しかし朝倉さんは気分が回復したようで強い視線で僕を見つめると、はっきりと言った。
「わたしの名前は、『高良ヒカリ』。結論から言うと、わたしはこの世界の人間じゃない」
「・・・へっ?」
朝倉さんは何を言っているんだ?
「と言うより、この世界自体が本当の世界ではないの」
「ど、どういうこと?」
「この世界は、本当の世界のあなたが見ている『夢』なの。この世界は、本当の君が作り出した、夢の世界。幻なの。わたしは、この夢の世界を終わらせるためにここへ来た。あなたを救うために」
「・・・・・・」
わ、訳が分からない。彼女は僕を騙そうとしているのか?それにしても壮大な冗談だ。
「ハハハ、そんなバカな。この世界が『夢』だって?そんな訳ない。この世界は現実だよ。ほら、つねったら痛いし」
僕は自分の頬をつねってみた。うん。問題なく痛い。今日だけで3回も叩かれてるんだ。今さら確認するまでもない。

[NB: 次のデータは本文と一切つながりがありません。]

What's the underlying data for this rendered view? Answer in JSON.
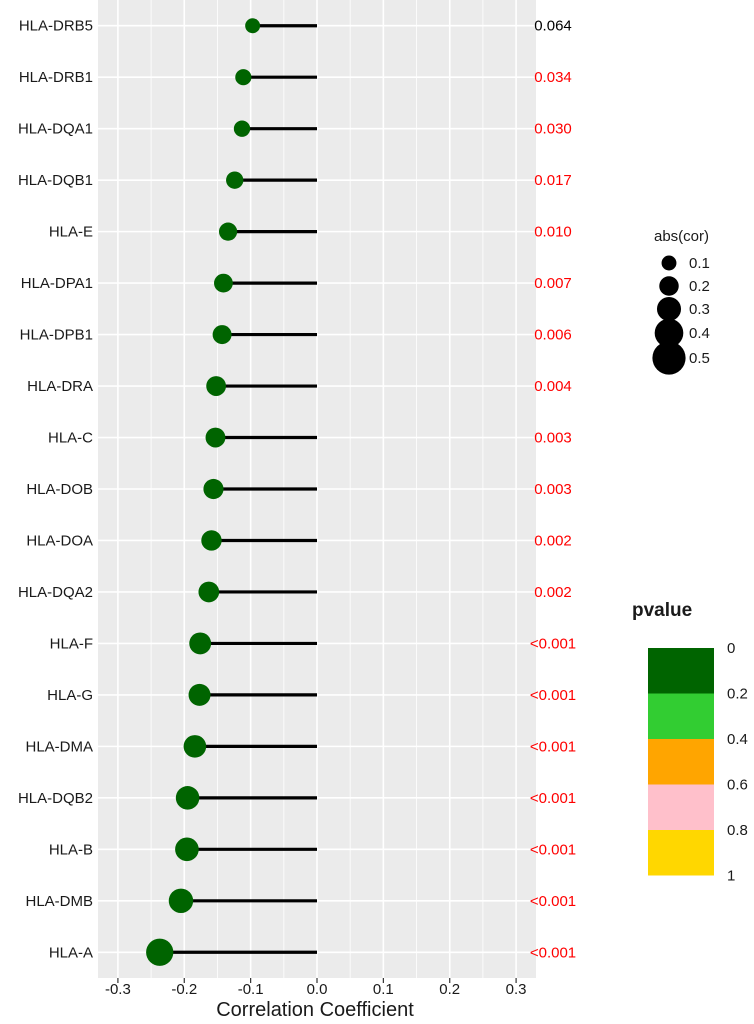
{
  "chart_data": {
    "type": "lollipop",
    "xlabel": "Correlation Coefficient",
    "xlim": [
      -0.33,
      0.33
    ],
    "xticks": [
      -0.3,
      -0.2,
      -0.1,
      0.0,
      0.1,
      0.2,
      0.3
    ],
    "xtick_labels": [
      "-0.3",
      "-0.2",
      "-0.1",
      "0.0",
      "0.1",
      "0.2",
      "0.3"
    ],
    "genes": [
      {
        "gene": "HLA-DRB5",
        "cor": -0.097,
        "pvalue_label": "0.064",
        "pvalue": 0.064
      },
      {
        "gene": "HLA-DRB1",
        "cor": -0.111,
        "pvalue_label": "0.034",
        "pvalue": 0.034
      },
      {
        "gene": "HLA-DQA1",
        "cor": -0.113,
        "pvalue_label": "0.030",
        "pvalue": 0.03
      },
      {
        "gene": "HLA-DQB1",
        "cor": -0.124,
        "pvalue_label": "0.017",
        "pvalue": 0.017
      },
      {
        "gene": "HLA-E",
        "cor": -0.134,
        "pvalue_label": "0.010",
        "pvalue": 0.01
      },
      {
        "gene": "HLA-DPA1",
        "cor": -0.141,
        "pvalue_label": "0.007",
        "pvalue": 0.007
      },
      {
        "gene": "HLA-DPB1",
        "cor": -0.143,
        "pvalue_label": "0.006",
        "pvalue": 0.006
      },
      {
        "gene": "HLA-DRA",
        "cor": -0.152,
        "pvalue_label": "0.004",
        "pvalue": 0.004
      },
      {
        "gene": "HLA-C",
        "cor": -0.153,
        "pvalue_label": "0.003",
        "pvalue": 0.003
      },
      {
        "gene": "HLA-DOB",
        "cor": -0.156,
        "pvalue_label": "0.003",
        "pvalue": 0.003
      },
      {
        "gene": "HLA-DOA",
        "cor": -0.159,
        "pvalue_label": "0.002",
        "pvalue": 0.002
      },
      {
        "gene": "HLA-DQA2",
        "cor": -0.163,
        "pvalue_label": "0.002",
        "pvalue": 0.002
      },
      {
        "gene": "HLA-F",
        "cor": -0.176,
        "pvalue_label": "<0.001",
        "pvalue": 0.0009
      },
      {
        "gene": "HLA-G",
        "cor": -0.177,
        "pvalue_label": "<0.001",
        "pvalue": 0.0009
      },
      {
        "gene": "HLA-DMA",
        "cor": -0.184,
        "pvalue_label": "<0.001",
        "pvalue": 0.0009
      },
      {
        "gene": "HLA-DQB2",
        "cor": -0.195,
        "pvalue_label": "<0.001",
        "pvalue": 0.0009
      },
      {
        "gene": "HLA-B",
        "cor": -0.196,
        "pvalue_label": "<0.001",
        "pvalue": 0.0009
      },
      {
        "gene": "HLA-DMB",
        "cor": -0.205,
        "pvalue_label": "<0.001",
        "pvalue": 0.0009
      },
      {
        "gene": "HLA-A",
        "cor": -0.237,
        "pvalue_label": "<0.001",
        "pvalue": 0.0009
      }
    ],
    "significance_threshold": 0.05,
    "colors": {
      "point": "#006400",
      "segment": "#000000",
      "significant_text": "#ff0000",
      "nonsignificant_text": "#000000",
      "panel_bg": "#ebebeb",
      "grid": "#ffffff"
    },
    "legend_size": {
      "title": "abs(cor)",
      "values": [
        0.1,
        0.2,
        0.3,
        0.4,
        0.5
      ],
      "labels": [
        "0.1",
        "0.2",
        "0.3",
        "0.4",
        "0.5"
      ],
      "placement": "right"
    },
    "legend_color": {
      "title": "pvalue",
      "labels": [
        "0",
        "0.2",
        "0.4",
        "0.6",
        "0.8",
        "1"
      ],
      "colors": [
        "#006400",
        "#32cd32",
        "#ffa500",
        "#ffc0cb",
        "#ffd700"
      ],
      "placement": "right"
    }
  }
}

「この夢は魔法が見せているの。魔法が、君に夢を現実だと錯覚させている。君は君自身にかけた魔法に束縛されているの」
その目は真剣に僕を見つめているけど、とうとう信用できないワードが出てきた。
「魔法?じゃあ、本当の世界の僕は魔法使いなのかい?」
僕は苛立ちを隠せず、バカにするような口調になってしまった。朝倉さんは、少し言いずらそうな顔をした。
「・・・・違うよ。本当のあなたは、ドラゴン」
「はぁ?ドラゴン?僕を馬鹿にしてるの?」
魔法の次はドラゴンか。そんなこと信じるやつがこの世界のどこにいるっていうんだ。
「馬鹿になんかしてないよ。最初はわたしも信じられなかったけど・・・・。とにかく、この世界は嘘で、あなたを目覚めさせるために私はここに来た」
彼女は、僕の目をまっすぐ見つめている。僕たちは長い間、何も言わずに見つめ合った。
♪
先に視線を外したのは、少年だった。
「・・・そ、そんな事ありえない。君は頭がおかしいんじゃないの?」
「おかしくなんかない。全部本当だよ」
「じ、じゃあ、それの証拠を見せてよ!僕がその話を信じられる位の証拠をさ!」
「・・・」
証拠?どうしよう。ヒカリは証拠になりそうなものを必死に考えるが、何も思いつかない。
「・・・ほら、そんなもの無いんだ。この世界が夢だなんて、嘘に決まってる!」
どうしよう。このままだとドラゴンを目覚めさせるどころか、この世界が夢だということすら信じさせることができない。ヒカリがぐるぐると考えを巡らせていると、仲介者の声がまた頭の中で響いた。
『落ち着いて。彼の中には、あの時の記憶が残っているはず。それを引き出せればまだチャンスはあるわ』
そうか!ヒカリは自信を取り戻し、まっすぐ彼を見つめて言った。
「ジャッキー」
「っ?」
「あなたの友達の名前。覚えているはずだよ。すっごく仲が良かったんでしょう?」
「・・・ジャッキー・・・」
少年は何かを思い出すように、その名前を呟いた。
「そう、ジャッキー。だけど、ジャッキーは恋人とどこか遠くへ行ってしまったの。あなたを置き去りにして」
「うぅっ!」
ビクン。とリュウタロウの体が跳ねて、彼は頭を押さえた。その視線は定まっていない。
「思い出した?あなたはそのあと村人たちに暴力を振るわれて、必死で逃げ出した。だけどどこに行ってもあなたは拒否され、追い出された」
「や、やめろぉ!」
叫び、彼は頭を抱えてしゃがみ込んでしまった。
「・・・・・・痛い・・・痛いよ・・・石を投げないで・・・ジャッキー・・・」
しゃがみ込んだまま、少年はすすり泣いてる。記憶が戻ったようだ。少し可哀そうだったが、ヒカリは続ける。
「そしてあなたは現実に絶望し、魔法を使って夢の世界に逃げ出した。決して傷つくことの無い世界へ。だけど、もういいんじゃない?もう充分楽しんだでしょう?」
ヒカリはここで間をおき、彼の反応を待った。
「・・・・・・お前に・・・」
少年がなにか呟いたが、声が小さくて聞き取れなかった。
「え?なに?」
「お前に何が分かるっ!お前に僕の・・・この気持ちの、何がわかるって言うんだっ!」
彼は顔を上げ、そう叫んだ。ヒカリは少しだけ、ほんの少しだけ、頭にきた。